How this skill works
The workflow creates three layered agents: Environment Setup (prerequisite), Bulk Loader (data ingest and performance), and Query Interface (query correctness and edge cases). Environment validation runs first; data-flow and query agents run in parallel after the environment passes. Each agent emits test scripts, logs, artifacts, and a findings report that feed into a centralized VALIDATION_FINDINGS.md and the release decision framework.
When to use it
- Validating major database refactors (e.g., migrating storage engines or DB vendors)
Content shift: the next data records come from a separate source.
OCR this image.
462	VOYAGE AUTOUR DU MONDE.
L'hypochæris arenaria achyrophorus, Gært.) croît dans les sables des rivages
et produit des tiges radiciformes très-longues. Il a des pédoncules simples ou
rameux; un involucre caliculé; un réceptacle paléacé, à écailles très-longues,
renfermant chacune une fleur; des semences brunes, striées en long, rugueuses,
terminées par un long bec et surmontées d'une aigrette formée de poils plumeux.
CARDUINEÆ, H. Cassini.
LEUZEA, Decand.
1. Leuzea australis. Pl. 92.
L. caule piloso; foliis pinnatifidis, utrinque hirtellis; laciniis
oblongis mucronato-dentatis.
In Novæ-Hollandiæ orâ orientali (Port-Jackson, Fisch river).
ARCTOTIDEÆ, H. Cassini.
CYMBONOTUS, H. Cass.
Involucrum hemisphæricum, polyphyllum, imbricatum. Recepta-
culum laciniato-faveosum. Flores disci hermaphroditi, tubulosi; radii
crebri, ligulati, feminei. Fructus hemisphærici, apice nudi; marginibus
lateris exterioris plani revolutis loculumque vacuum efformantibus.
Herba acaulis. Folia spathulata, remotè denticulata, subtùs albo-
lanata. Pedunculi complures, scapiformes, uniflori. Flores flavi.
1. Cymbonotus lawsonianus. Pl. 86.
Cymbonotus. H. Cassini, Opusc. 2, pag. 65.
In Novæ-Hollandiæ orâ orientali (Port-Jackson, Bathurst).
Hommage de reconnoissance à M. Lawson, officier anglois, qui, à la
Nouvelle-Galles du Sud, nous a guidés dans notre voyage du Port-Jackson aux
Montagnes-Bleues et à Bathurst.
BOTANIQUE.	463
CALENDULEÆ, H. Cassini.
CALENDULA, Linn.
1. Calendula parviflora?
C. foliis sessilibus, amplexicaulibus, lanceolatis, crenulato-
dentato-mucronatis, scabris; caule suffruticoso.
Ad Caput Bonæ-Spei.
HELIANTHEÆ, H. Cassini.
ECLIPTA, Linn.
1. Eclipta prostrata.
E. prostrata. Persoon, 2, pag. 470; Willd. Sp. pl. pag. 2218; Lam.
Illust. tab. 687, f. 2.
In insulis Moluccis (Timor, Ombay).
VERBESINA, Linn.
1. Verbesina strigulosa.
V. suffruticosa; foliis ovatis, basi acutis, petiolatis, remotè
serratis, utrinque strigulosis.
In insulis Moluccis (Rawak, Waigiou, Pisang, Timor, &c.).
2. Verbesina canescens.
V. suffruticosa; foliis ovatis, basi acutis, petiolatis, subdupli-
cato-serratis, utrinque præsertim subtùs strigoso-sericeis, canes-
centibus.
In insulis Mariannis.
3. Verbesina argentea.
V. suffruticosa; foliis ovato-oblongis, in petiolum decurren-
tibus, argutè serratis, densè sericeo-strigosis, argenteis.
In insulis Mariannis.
- Testing schema migrations and type conversions before production rollout
- Benchmarking bulk ingestion pipelines and deduplication logic
- Pre-release verification for database-centric systems with strict SLOs
- Detecting query compatibility issues across DB engines
Best practices
- Always run the Environment agent first to catch infra or schema issues early
- Execute Bulk Loader and Query Interface agents in parallel when safe to speed coverage
- Produce structured test outputs (name, pass/fail, details) and archive artifacts
- Classify findings by severity and update VALIDATION_FINDINGS.md incrementally
- Re-run failing tests after fixes and record verification evidence
Example use cases
- Refactor from file-based storage to QuestDB and validate ingestion, types, and queries
- Validate a multi-month bulk ingestion pipeline with deduplication and re-ingestion scenarios
- Test query APIs (get_latest, get_range, execute_sql) for boundary and error cases
- Benchmark ingestion throughput against SLOs and flag performance regressions
- Run a pre-release decision using Go/No-Go criteria driven by classified bugs
FAQ
Stop further validation. Fix environment or schema issues, then re-run Environment before starting data-flow or query agents.
How are bugs prioritized for release decisions?
Bugs are classified as Critical/Medium/Low. Any unfixed Critical blocks release. Ship requires all Critical fixed; Mediums may be accepted per policy.